My brother William Gerald (Bill) Hunt managed the Flying Circle Ranch, about 125 miles east of Calgary Alberta in the late forties and until 1956.  The nearest hamlet was Cessford, 20 miles to the west, later to be more widely known as it became  a hub of the the oil and gas industry.  When Bill lived there it was quite isolated due to poor roads, no telephone, no TV and very few people. One of Bill’s favorite Poems was;
Sweet clean air from east to west
And room to go and come
I loved my fellow man the best
When he was scattered some.
I have it on a plaque with a sketch  of a horse and rider above it.  When Bill was still a batchelor he often spent months without a companion on the place.  He eventually bought a two place plane to save him time , not least in keeping track of the cattle. And later he traded it for a four place with greater power. The place consisted of 48 sections – 30,720 acres of what was called short grass country.  Average annual rainfall was very low so grass didn’t grow very tall or thick on the ground.  But it was very high in protein and cattle thrived on it, though they had  to walk long distances to forage.  It was necessary to preserve spring run off by excavating water holes in low lying areas to entrap water. The required acreage per cow for grazing and hay production was 40 acres.  We harvested hay in large flat sloughs which flooded in the spring thaw and produced a good deal of hay in the summer when the water dried up.

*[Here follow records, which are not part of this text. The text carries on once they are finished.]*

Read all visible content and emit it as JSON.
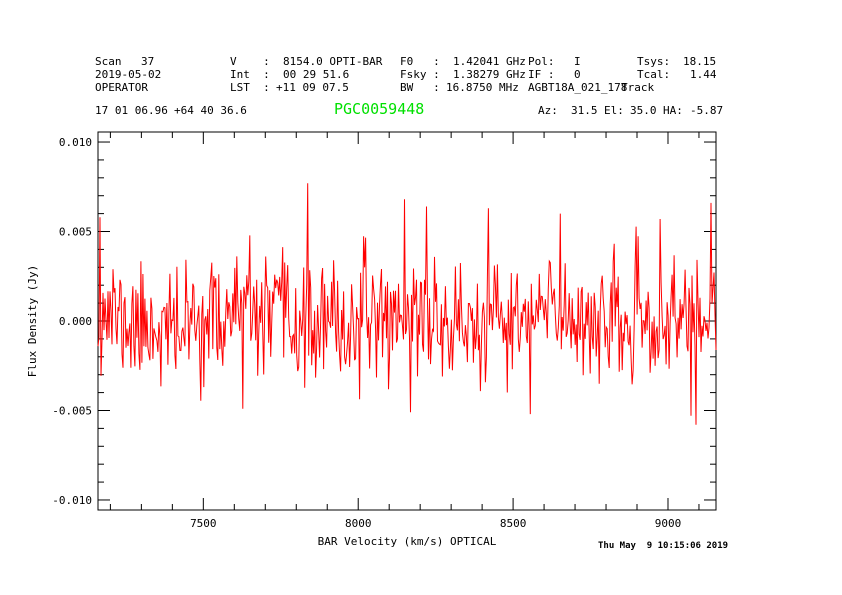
{
  "header": {
    "scan_label": "Scan",
    "scan_value": "37",
    "date": "2019-05-02",
    "operator": "OPERATOR",
    "v_label": "V    :",
    "v_value": "8154.0 OPTI-BAR",
    "int_label": "Int  :",
    "int_value": "00 29 51.6",
    "lst_label": "LST  :",
    "lst_value": "+11 09 07.5",
    "f0_label": "F0   :",
    "f0_value": "1.42041 GHz",
    "fsky_label": "Fsky :",
    "fsky_value": "1.38279 GHz",
    "bw_label": "BW   :",
    "bw_value": "16.8750 MHz",
    "pol_label": "Pol:",
    "pol_value": "I",
    "if_label": "IF :",
    "if_value": "0",
    "project": "AGBT18A_021_178",
    "procedure": "Track",
    "tsys_label": "Tsys:",
    "tsys_value": "18.15",
    "tcal_label": "Tcal:",
    "tcal_value": "1.44"
  },
  "pointing": {
    "ra": "17 01 06.96",
    "dec": "+64 40 36.6",
    "source": "PGC0059448",
    "az_label": "Az:",
    "az_value": "31.5",
    "el_label": "El:",
    "el_value": "35.0",
    "ha_label": "HA:",
    "ha_value": "-5.87"
  },
  "footer": {
    "timestamp": "Thu May  9 10:15:06 2019"
  },
  "colors": {
    "trace": "#ff0000",
    "source_title": "#00e000",
    "text": "#000000",
    "background": "#ffffff"
  },
  "chart_data": {
    "type": "line",
    "title": "PGC0059448",
    "xlabel": "BAR Velocity (km/s) OPTICAL",
    "ylabel": "Flux Density (Jy)",
    "x_range": [
      7160,
      9155
    ],
    "y_range": [
      -0.01056,
      0.01056
    ],
    "x_ticks": [
      7500,
      8000,
      8500,
      9000
    ],
    "x_tick_labels": [
      "7500",
      "8000",
      "8500",
      "9000"
    ],
    "x_minor_step": 100,
    "y_ticks": [
      0.01,
      0.005,
      0.0,
      -0.005,
      -0.01
    ],
    "y_tick_labels": [
      "0.010",
      "0.005",
      "0.000",
      "-0.005",
      "-0.010"
    ],
    "y_minor_step": 0.001,
    "grid": false,
    "legend": null,
    "line_color": "#ff0000",
    "noise": {
      "n_points": 620,
      "mean": 0.0,
      "sigma": 0.0016,
      "seed": 11,
      "clip": 0.0053
    },
    "features": [
      {
        "x": 7168,
        "y": 0.0058
      },
      {
        "x": 7838,
        "y": 0.0077
      },
      {
        "x": 8151,
        "y": 0.0068
      },
      {
        "x": 8219,
        "y": 0.0064
      },
      {
        "x": 8419,
        "y": 0.0063
      },
      {
        "x": 8651,
        "y": 0.006
      },
      {
        "x": 8974,
        "y": 0.0057
      },
      {
        "x": 9140,
        "y": 0.0066
      },
      {
        "x": 7628,
        "y": -0.0049
      },
      {
        "x": 8170,
        "y": -0.0051
      },
      {
        "x": 8554,
        "y": -0.0052
      },
      {
        "x": 9090,
        "y": -0.0058
      }
    ]
  }
}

One cold October afternoon when the breezes were marching unimpeded across the prairie, I was out in the yard with Bill and  close friends, Ned and Anne Toole who were there to discuss becoming employed on the Ranch. They had two little boys and they were feeling the cold and shivering a bit.  I had just met  them and Anne was looking at me with a twinkle in her eyes.  She said to me, “you must be married with young children” and I had to acede that I was.  She explained how she had deduced that, “You just took out your handkerchief and wiped my little boy’s nose”.  And indeed, such actions do become instinctive for parents. Body language tells parents many things about little children.  And about adults, for perceptive  people.  I lived  more than 100 miles to the north and when my visit was accomplished, I drove off to wipe the noses of our own children – and other tasks.  On the old home Ranch.